I'm expanding my carbon star list beyond the Astronomical League list.
I found a thread on CN where Bill Paolini provided a very nice list of carbons.
There are stars on the list that I have no idea of their catalog to be able to look them up.
I've tried punching in the coordinates in SSpro but have not had luck with that route either.
Maybe there's a site where I can reverse-lookup using coordinates and it tells me the star?
Here's some examples of the star IDs in the list. Fairly certain they're not HR, HD or HIP either.
C* 2138 (fairly certain the C* is not part of the ID# but can't figure it out)
Thoughts or suggestions much appreciated, I really want to see some of these!
Some have beaten me to this, SIMBAD ID search is the best route, and although your result page may have a different title than the name you put in, that is because it allows a large number of cross identifications as well. Most of the above will likely work. The important bit to you is the C* bit, which I will mention last.
2MASS is a near infrared allsky catalogue
GSC is the Guide Star Catalogue. Incidentally Tycho identifiers use the same system, except with an added number on the end often to show whether stars are single or not. For example this star will be TYC 04046-00813-1 . Sometimes things will work without the -1 at the end for TYCHO searches (eg software), or without preceeding zeroes. Sometimes not.
CD and CpD are Durchmusterungs. Look that word up in wikipedia. CD is Cordoba (Argentina) CpD is Cape Photographic (South Africa), once upon a time you only had these to get down to magnitude 9. You will have likely heard of BD for the common most Durchmusterun, these are southern hemisphere extensions. The first one I think may have been SD, which took things just a bit more south than BD, at least I don't think it is called SBD, which would be unfortunate.
VES looks likely to be a red star list. I'm wrong. If you look at SIMBAD one link is to a 'nomenclature dictionary' and it says several but the likely one is Vatican Emission Star, which is a bit of a surprise for a carbon star.
C* is actually SIMBAD specific shorthand for carbon star, unique to simbad, someone has just copied it.
However, the number will be the number in the CGCS, which stands for Cool Galactic Carbon Star (interpret the word 'cool' however you wish). The last edition was the second edition, or possibly the third?, and it too evolved from an earlier carbon star list. In the past certain professional astronomers with a specialisation used to make compilation catalogues of specific types of objects by wading through the literature, and then people would notifiy them directly on new discoveries or they'd see them in new papers from targetted spectroscopic surveys or something and they would grow in size. Most of these people have retired now and such catalogues are rarely udpated, but their data is still as valid today, especially in the magnitude ranges most amateurs will be able to achieve.
If you see something like C* 1234 then it will be CGCS 1234.

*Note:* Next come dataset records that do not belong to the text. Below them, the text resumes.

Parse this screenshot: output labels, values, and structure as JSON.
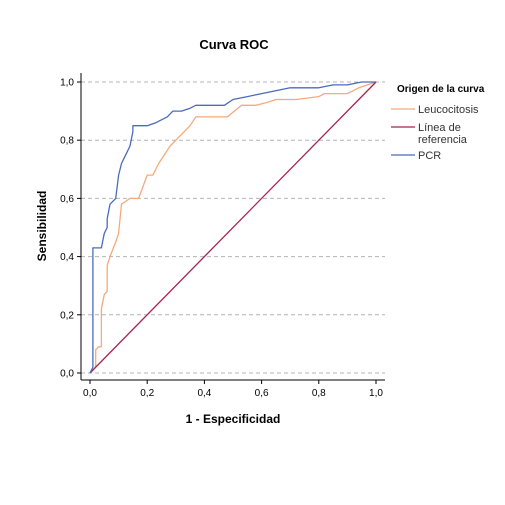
{
  "chart_data": {
    "type": "line",
    "title": "Curva ROC",
    "xlabel": "1 - Especificidad",
    "ylabel": "Sensibilidad",
    "xlim": [
      0,
      1
    ],
    "ylim": [
      0,
      1
    ],
    "x_ticks": [
      "0,0",
      "0,2",
      "0,4",
      "0,6",
      "0,8",
      "1,0"
    ],
    "y_ticks": [
      "0,0",
      "0,2",
      "0,4",
      "0,6",
      "0,8",
      "1,0"
    ],
    "grid": "horizontal dashed",
    "legend": {
      "title": "Origen de la curva",
      "position": "right",
      "entries": [
        "Leucocitosis",
        "Línea de referencia",
        "PCR"
      ],
      "entry_lines": [
        [
          "Leucocitosis"
        ],
        [
          "Línea de",
          "referencia"
        ],
        [
          "PCR"
        ]
      ]
    },
    "series": [
      {
        "name": "Leucocitosis",
        "color": "#f5a97c",
        "x": [
          0.0,
          0.02,
          0.02,
          0.03,
          0.04,
          0.04,
          0.05,
          0.06,
          0.06,
          0.07,
          0.09,
          0.1,
          0.11,
          0.14,
          0.17,
          0.2,
          0.22,
          0.24,
          0.26,
          0.28,
          0.32,
          0.35,
          0.37,
          0.48,
          0.53,
          0.58,
          0.62,
          0.65,
          0.72,
          0.8,
          0.82,
          0.9,
          0.94,
          0.97,
          1.0
        ],
        "y": [
          0.0,
          0.02,
          0.08,
          0.09,
          0.09,
          0.22,
          0.27,
          0.28,
          0.37,
          0.4,
          0.45,
          0.48,
          0.58,
          0.6,
          0.6,
          0.68,
          0.68,
          0.72,
          0.75,
          0.78,
          0.82,
          0.85,
          0.88,
          0.88,
          0.92,
          0.92,
          0.93,
          0.94,
          0.94,
          0.95,
          0.96,
          0.96,
          0.98,
          0.99,
          1.0
        ]
      },
      {
        "name": "Línea de referencia",
        "color": "#a8234e",
        "x": [
          0.0,
          1.0
        ],
        "y": [
          0.0,
          1.0
        ]
      },
      {
        "name": "PCR",
        "color": "#4a6bbd",
        "x": [
          0.0,
          0.01,
          0.01,
          0.02,
          0.04,
          0.05,
          0.06,
          0.06,
          0.07,
          0.09,
          0.1,
          0.11,
          0.12,
          0.13,
          0.14,
          0.15,
          0.15,
          0.17,
          0.2,
          0.23,
          0.25,
          0.27,
          0.29,
          0.32,
          0.35,
          0.37,
          0.47,
          0.5,
          0.55,
          0.6,
          0.7,
          0.8,
          0.85,
          0.9,
          0.95,
          1.0
        ],
        "y": [
          0.0,
          0.02,
          0.43,
          0.43,
          0.43,
          0.48,
          0.5,
          0.53,
          0.58,
          0.6,
          0.68,
          0.72,
          0.74,
          0.76,
          0.78,
          0.83,
          0.85,
          0.85,
          0.85,
          0.86,
          0.87,
          0.88,
          0.9,
          0.9,
          0.91,
          0.92,
          0.92,
          0.94,
          0.95,
          0.96,
          0.98,
          0.98,
          0.99,
          0.99,
          1.0,
          1.0
        ]
      }
    ]
  }
}
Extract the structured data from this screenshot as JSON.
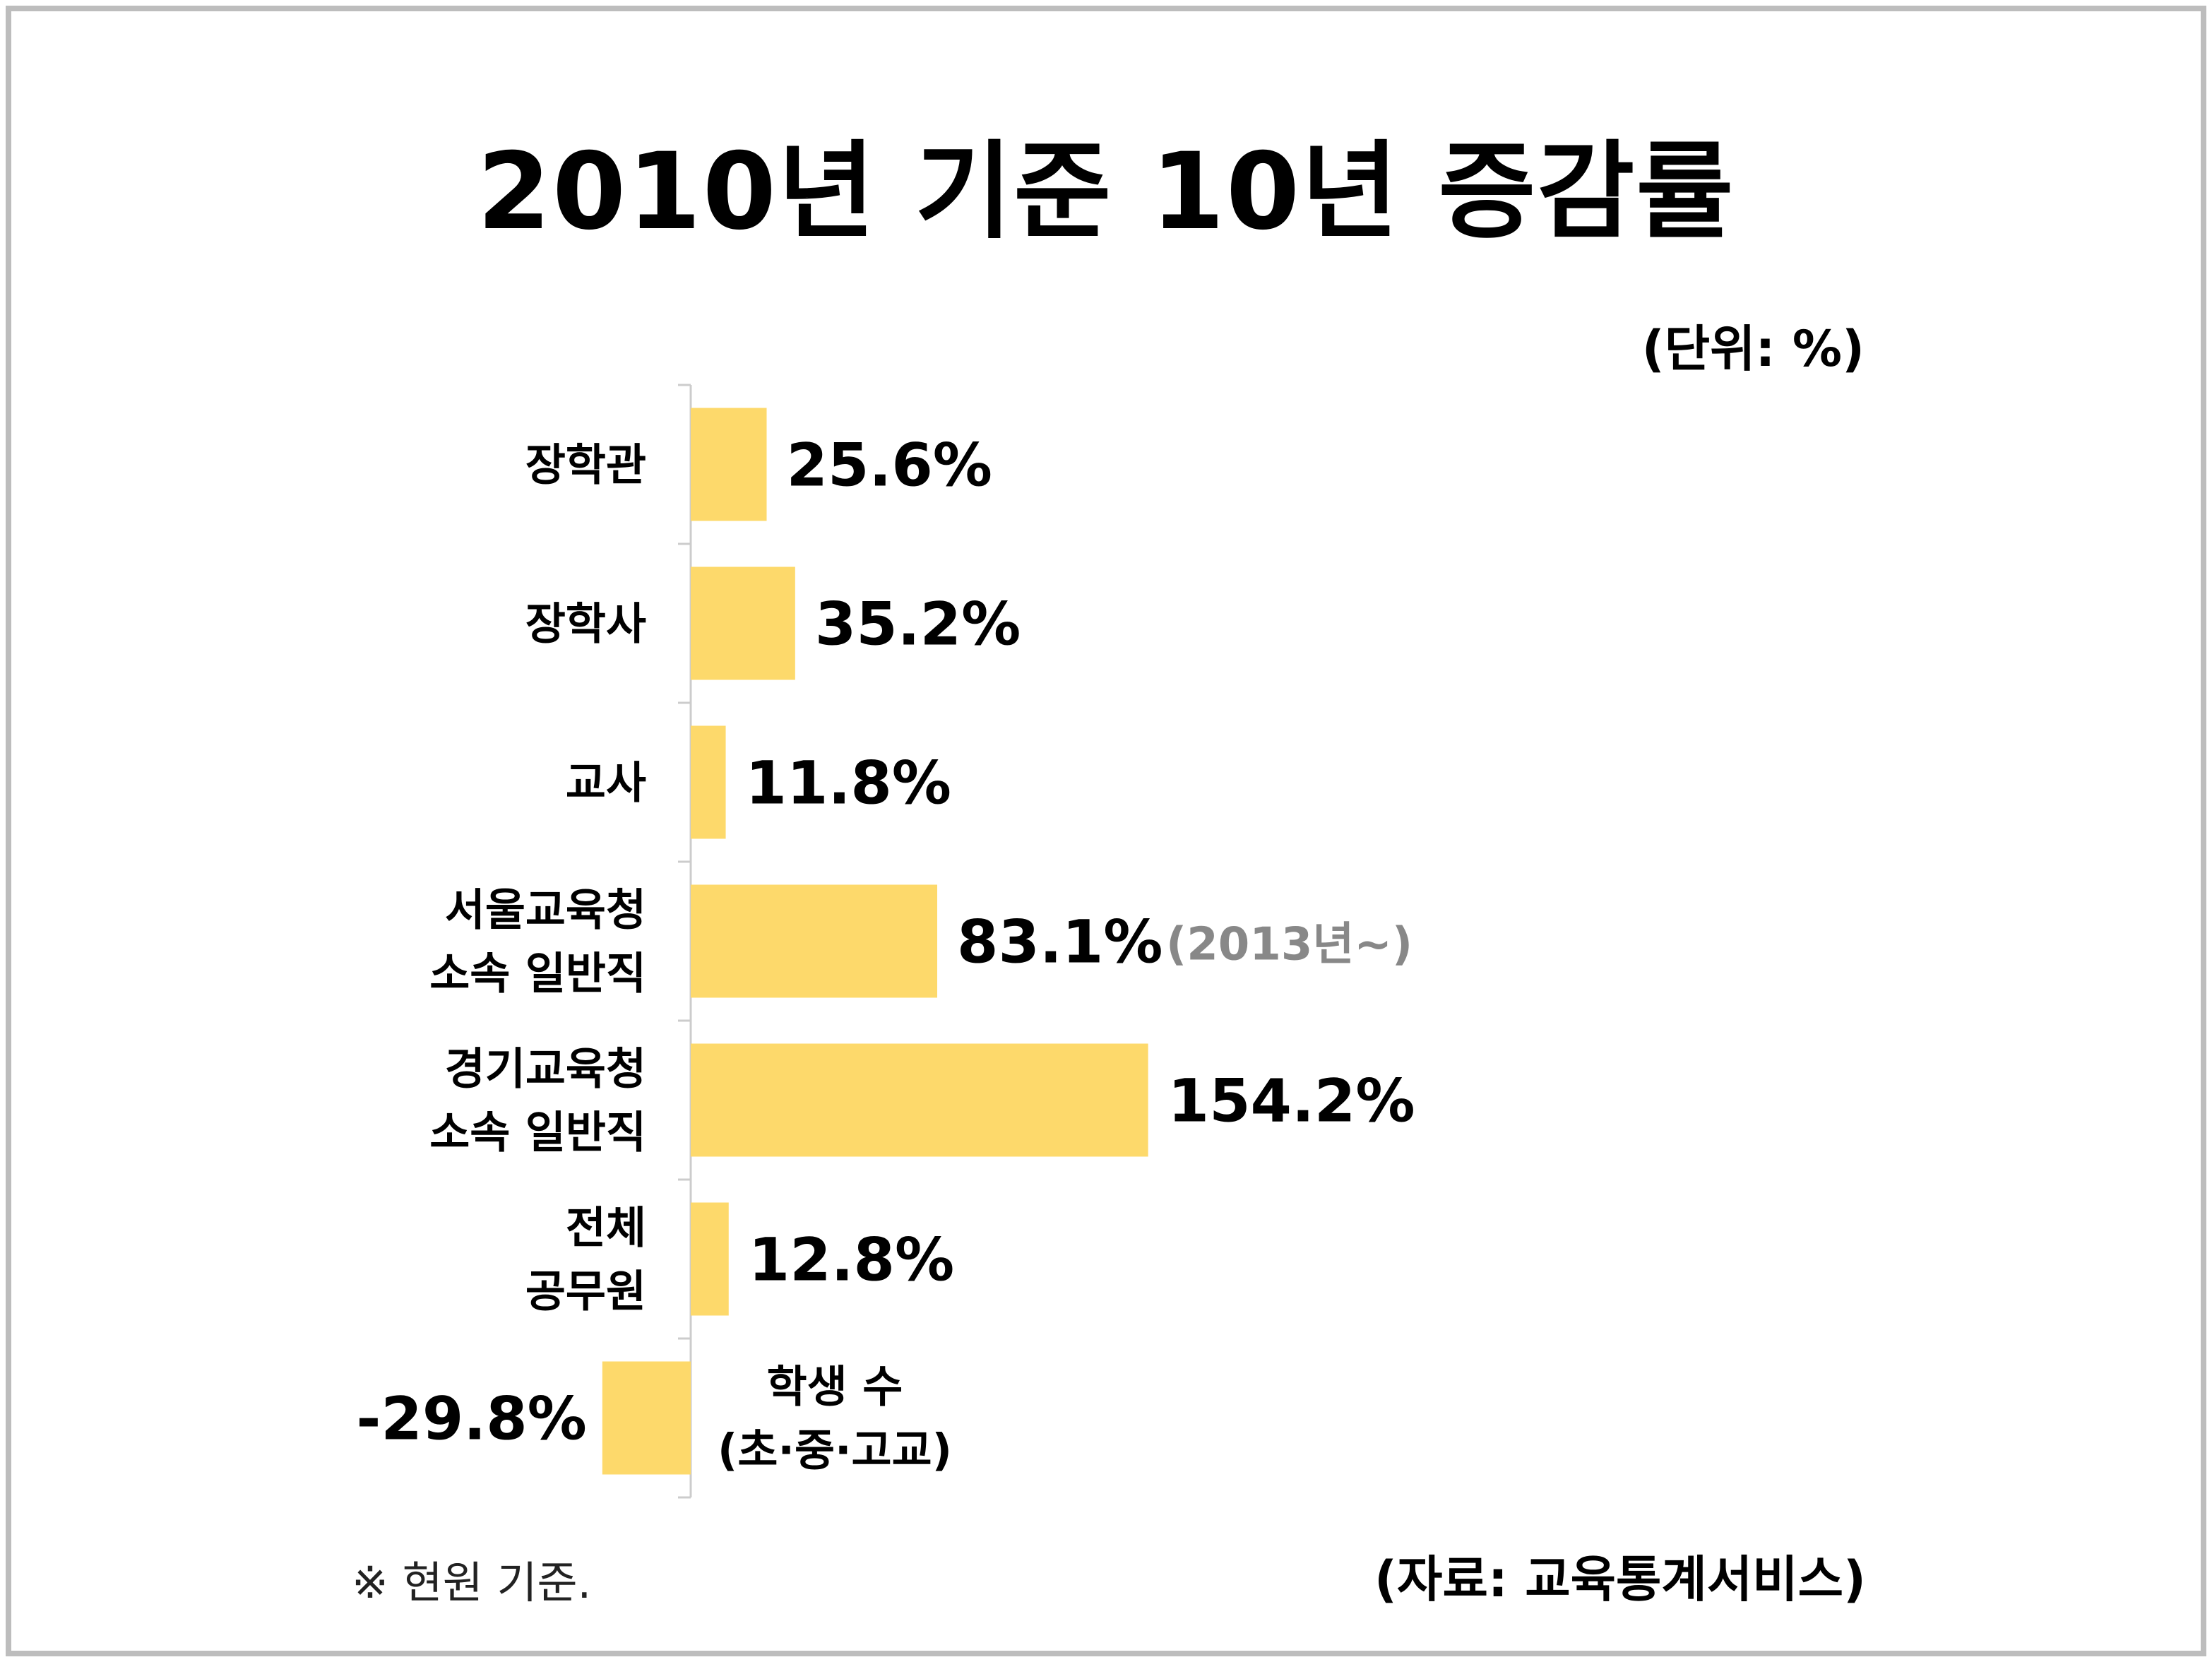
{
  "title": "2010년 기준 10년 증감률",
  "unit_label": "(단위: %)",
  "note": "※ 현원 기준.",
  "source": "(자료: 교육통계서비스)",
  "colors": {
    "bar": "#FDD96B",
    "axis": "#cccccc",
    "text": "#000000",
    "subtext": "#888888"
  },
  "chart_data": {
    "type": "bar",
    "orientation": "horizontal",
    "categories": [
      [
        "장학관"
      ],
      [
        "장학사"
      ],
      [
        "교사"
      ],
      [
        "서울교육청",
        "소속 일반직"
      ],
      [
        "경기교육청",
        "소속 일반직"
      ],
      [
        "전체",
        "공무원"
      ],
      [
        "학생 수",
        "(초·중·고교)"
      ]
    ],
    "values": [
      25.6,
      35.2,
      11.8,
      83.1,
      154.2,
      12.8,
      -29.8
    ],
    "value_labels": [
      "25.6%",
      "35.2%",
      "11.8%",
      "83.1%",
      "154.2%",
      "12.8%",
      "-29.8%"
    ],
    "annotations": [
      "",
      "",
      "",
      "(2013년~)",
      "",
      "",
      ""
    ]
  }
}
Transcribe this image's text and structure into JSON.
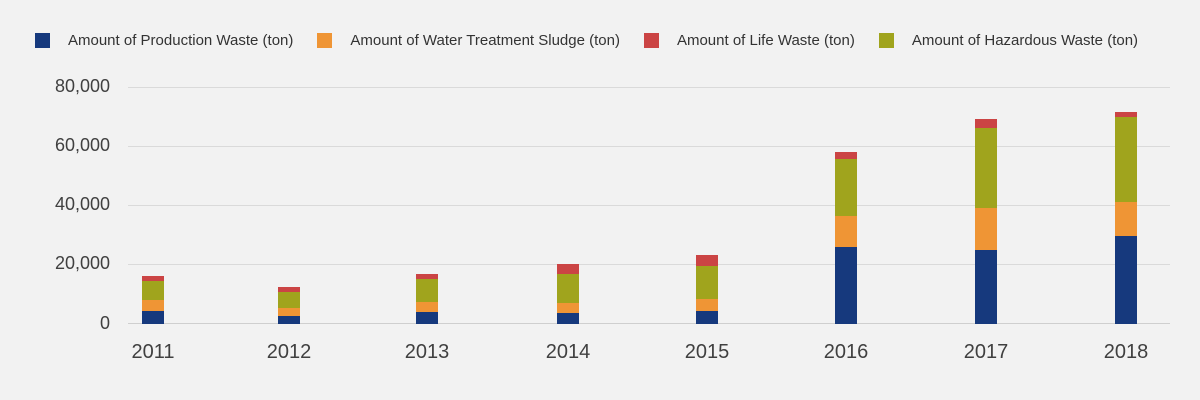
{
  "page": {
    "background": "#f2f2f2"
  },
  "legend": {
    "items": [
      {
        "label": "Amount of Production Waste (ton)",
        "color": "#16397d"
      },
      {
        "label": "Amount of Water Treatment Sludge (ton)",
        "color": "#ef9535"
      },
      {
        "label": "Amount of Life Waste (ton)",
        "color": "#cb4444"
      },
      {
        "label": "Amount of Hazardous Waste (ton)",
        "color": "#a0a41d"
      }
    ]
  },
  "chart_data": {
    "type": "bar",
    "stacked": true,
    "title": "",
    "categories": [
      "2011",
      "2012",
      "2013",
      "2014",
      "2015",
      "2016",
      "2017",
      "2018"
    ],
    "series": [
      {
        "name": "Amount of Production Waste (ton)",
        "short": "production-waste",
        "color": "#16397d",
        "values": [
          4200,
          2500,
          4000,
          3400,
          4300,
          26000,
          25000,
          29500
        ]
      },
      {
        "name": "Amount of Water Treatment Sludge (ton)",
        "short": "water-treatment-sludge",
        "color": "#ef9535",
        "values": [
          3700,
          2600,
          3400,
          3400,
          4000,
          10500,
          14000,
          11500
        ]
      },
      {
        "name": "Amount of Life Waste (ton)",
        "short": "life-waste",
        "color": "#cb4444",
        "values": [
          1700,
          1700,
          1700,
          3300,
          3500,
          2500,
          3300,
          1700
        ]
      },
      {
        "name": "Amount of Hazardous Waste (ton)",
        "short": "hazardous-waste",
        "color": "#a0a41d",
        "values": [
          6400,
          5600,
          7700,
          10000,
          11300,
          19000,
          27000,
          29000
        ]
      }
    ],
    "stack_order_bottom_to_top": [
      0,
      1,
      3,
      2
    ],
    "ylim": [
      0,
      80000
    ],
    "yticks": [
      0,
      20000,
      40000,
      60000,
      80000
    ],
    "ytick_labels": [
      "0",
      "20,000",
      "40,000",
      "60,000",
      "80,000"
    ],
    "grid": true,
    "legend_position": "top"
  }
}
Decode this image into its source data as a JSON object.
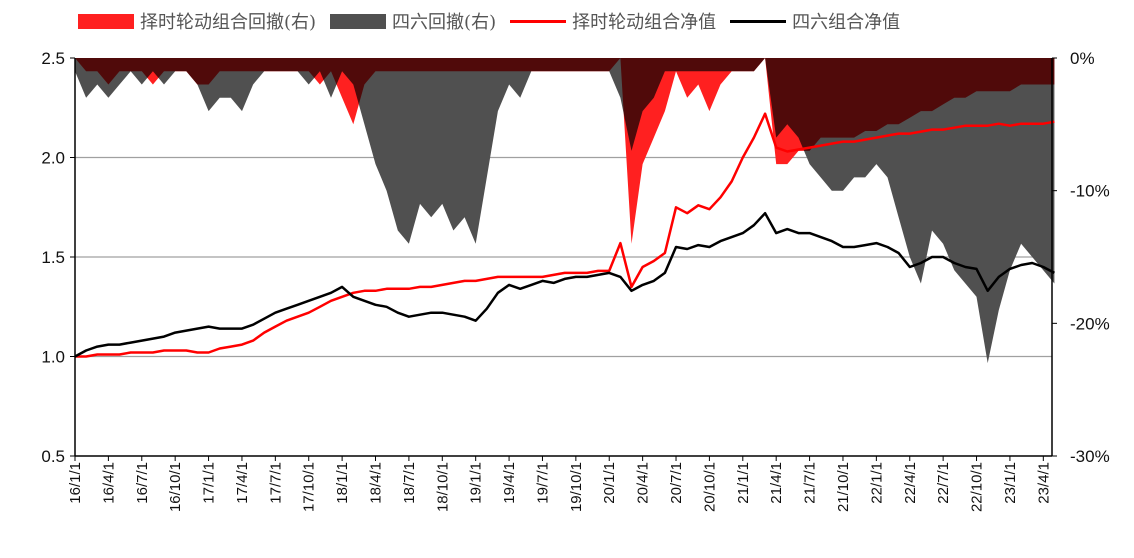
{
  "chart_data": {
    "type": "line+area",
    "start_month": "2016-01",
    "frequency": "monthly",
    "legend": [
      {
        "label": "择时轮动组合回撤(右)",
        "kind": "area",
        "color": "#ff2020"
      },
      {
        "label": "四六回撤(右)",
        "kind": "area",
        "color": "#505050"
      },
      {
        "label": "择时轮动组合净值",
        "kind": "line",
        "color": "#ff0000"
      },
      {
        "label": "四六组合净值",
        "kind": "line",
        "color": "#000000"
      }
    ],
    "legend_position": "top",
    "y_left": {
      "range": [
        0.5,
        2.5
      ],
      "ticks": [
        "0.5",
        "1.0",
        "1.5",
        "2.0",
        "2.5"
      ],
      "tick_values": [
        0.5,
        1.0,
        1.5,
        2.0,
        2.5
      ]
    },
    "y_right": {
      "range": [
        -30,
        0
      ],
      "ticks": [
        "-30%",
        "-20%",
        "-10%",
        "0%"
      ],
      "tick_values": [
        -30,
        -20,
        -10,
        0
      ]
    },
    "x_ticks": [
      "16/1/1",
      "16/4/1",
      "16/7/1",
      "16/10/1",
      "17/1/1",
      "17/4/1",
      "17/7/1",
      "17/10/1",
      "18/1/1",
      "18/4/1",
      "18/7/1",
      "18/10/1",
      "19/1/1",
      "19/4/1",
      "19/7/1",
      "19/10/1",
      "20/1/1",
      "20/4/1",
      "20/7/1",
      "20/10/1",
      "21/1/1",
      "21/4/1",
      "21/7/1",
      "21/10/1",
      "22/1/1",
      "22/4/1",
      "22/7/1",
      "22/10/1",
      "23/1/1",
      "23/4/1"
    ],
    "grid": "horizontal",
    "series": [
      {
        "name": "择时轮动组合净值",
        "axis": "left",
        "values": [
          1.0,
          1.0,
          1.01,
          1.01,
          1.01,
          1.02,
          1.02,
          1.02,
          1.03,
          1.03,
          1.03,
          1.02,
          1.02,
          1.04,
          1.05,
          1.06,
          1.08,
          1.12,
          1.15,
          1.18,
          1.2,
          1.22,
          1.25,
          1.28,
          1.3,
          1.32,
          1.33,
          1.33,
          1.34,
          1.34,
          1.34,
          1.35,
          1.35,
          1.36,
          1.37,
          1.38,
          1.38,
          1.39,
          1.4,
          1.4,
          1.4,
          1.4,
          1.4,
          1.41,
          1.42,
          1.42,
          1.42,
          1.43,
          1.43,
          1.57,
          1.35,
          1.45,
          1.48,
          1.52,
          1.75,
          1.72,
          1.76,
          1.74,
          1.8,
          1.88,
          2.0,
          2.1,
          2.22,
          2.05,
          2.03,
          2.04,
          2.05,
          2.06,
          2.07,
          2.08,
          2.08,
          2.09,
          2.1,
          2.11,
          2.12,
          2.12,
          2.13,
          2.14,
          2.14,
          2.15,
          2.16,
          2.16,
          2.16,
          2.17,
          2.16,
          2.17,
          2.17,
          2.17,
          2.18
        ]
      },
      {
        "name": "四六组合净值",
        "axis": "left",
        "values": [
          1.0,
          1.03,
          1.05,
          1.06,
          1.06,
          1.07,
          1.08,
          1.09,
          1.1,
          1.12,
          1.13,
          1.14,
          1.15,
          1.14,
          1.14,
          1.14,
          1.16,
          1.19,
          1.22,
          1.24,
          1.26,
          1.28,
          1.3,
          1.32,
          1.35,
          1.3,
          1.28,
          1.26,
          1.25,
          1.22,
          1.2,
          1.21,
          1.22,
          1.22,
          1.21,
          1.2,
          1.18,
          1.24,
          1.32,
          1.36,
          1.34,
          1.36,
          1.38,
          1.37,
          1.39,
          1.4,
          1.4,
          1.41,
          1.42,
          1.4,
          1.33,
          1.36,
          1.38,
          1.42,
          1.55,
          1.54,
          1.56,
          1.55,
          1.58,
          1.6,
          1.62,
          1.66,
          1.72,
          1.62,
          1.64,
          1.62,
          1.62,
          1.6,
          1.58,
          1.55,
          1.55,
          1.56,
          1.57,
          1.55,
          1.52,
          1.45,
          1.47,
          1.5,
          1.5,
          1.47,
          1.45,
          1.44,
          1.33,
          1.4,
          1.44,
          1.46,
          1.47,
          1.45,
          1.42
        ]
      },
      {
        "name": "择时轮动组合回撤(右)",
        "axis": "right",
        "values": [
          0,
          -1,
          -1,
          -2,
          -1,
          -1,
          -1,
          -2,
          -1,
          -1,
          -1,
          -2,
          -2,
          -1,
          -1,
          -1,
          -1,
          -1,
          -1,
          -1,
          -1,
          -1,
          -2,
          -1,
          -3,
          -5,
          -2,
          -1,
          -1,
          -1,
          -1,
          -1,
          -1,
          -1,
          -1,
          -1,
          -1,
          -1,
          -1,
          -1,
          -1,
          -1,
          -1,
          -1,
          -1,
          -1,
          -1,
          -1,
          -1,
          0,
          -14,
          -8,
          -6,
          -4,
          -1,
          -3,
          -2,
          -4,
          -2,
          -1,
          -1,
          -1,
          0,
          -8,
          -8,
          -7,
          -7,
          -6,
          -6,
          -6,
          -6,
          -5.5,
          -5.5,
          -5,
          -5,
          -4.5,
          -4,
          -4,
          -3.5,
          -3,
          -3,
          -2.5,
          -2.5,
          -2.5,
          -2.5,
          -2,
          -2,
          -2,
          -2
        ]
      },
      {
        "name": "四六回撤(右)",
        "axis": "right",
        "values": [
          -1,
          -3,
          -2,
          -3,
          -2,
          -1,
          -2,
          -1,
          -2,
          -1,
          -1,
          -2,
          -4,
          -3,
          -3,
          -4,
          -2,
          -1,
          -1,
          -1,
          -1,
          -2,
          -1,
          -3,
          -1,
          -2,
          -5,
          -8,
          -10,
          -13,
          -14,
          -11,
          -12,
          -11,
          -13,
          -12,
          -14,
          -9,
          -4,
          -2,
          -3,
          -1,
          -1,
          -1,
          -1,
          -1,
          -1,
          -1,
          -1,
          -3,
          -7,
          -4,
          -3,
          -1,
          -1,
          -1,
          -1,
          -1,
          -1,
          -1,
          -1,
          -1,
          0,
          -6,
          -5,
          -6,
          -8,
          -9,
          -10,
          -10,
          -9,
          -9,
          -8,
          -9,
          -12,
          -15,
          -17,
          -13,
          -14,
          -16,
          -17,
          -18,
          -23,
          -19,
          -16,
          -14,
          -15,
          -16,
          -17
        ]
      }
    ]
  }
}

The full catalogue is available via VizieR, here is the direct link to the third edition (not all numbering stays the same in all editions) :-
if you clicked the all columns tickbox at bottom and typed in 2138 in the box with CGCS to the left of it you will get all the CGCS catalogue data available for that star.
Coordinates are a bit out of date, but you can use 2MASS for that. It didn't work because the 2MASS identifier excludes the decimal point. You have to add them. 2MASS identifiers use 1 decimal place for declination and 2 decimal places for RA.
J06365403+0305233 = RA 06h 36m 54.03s +03d 05' 23.3" in sexagesimal to J2000. In SIMBAD you have to use spaces, so that would be 06 36 54.03 +03 05 23.3 in the coordinate box. Use whatever your software prefers.
Finally, Guide by projectpluto has a system for showing carbon stars from this catalogue with little red x marks and the number in red, do a webearch on carbon stars and guide and projectpluto. I would be surprised if similar is not available in other software.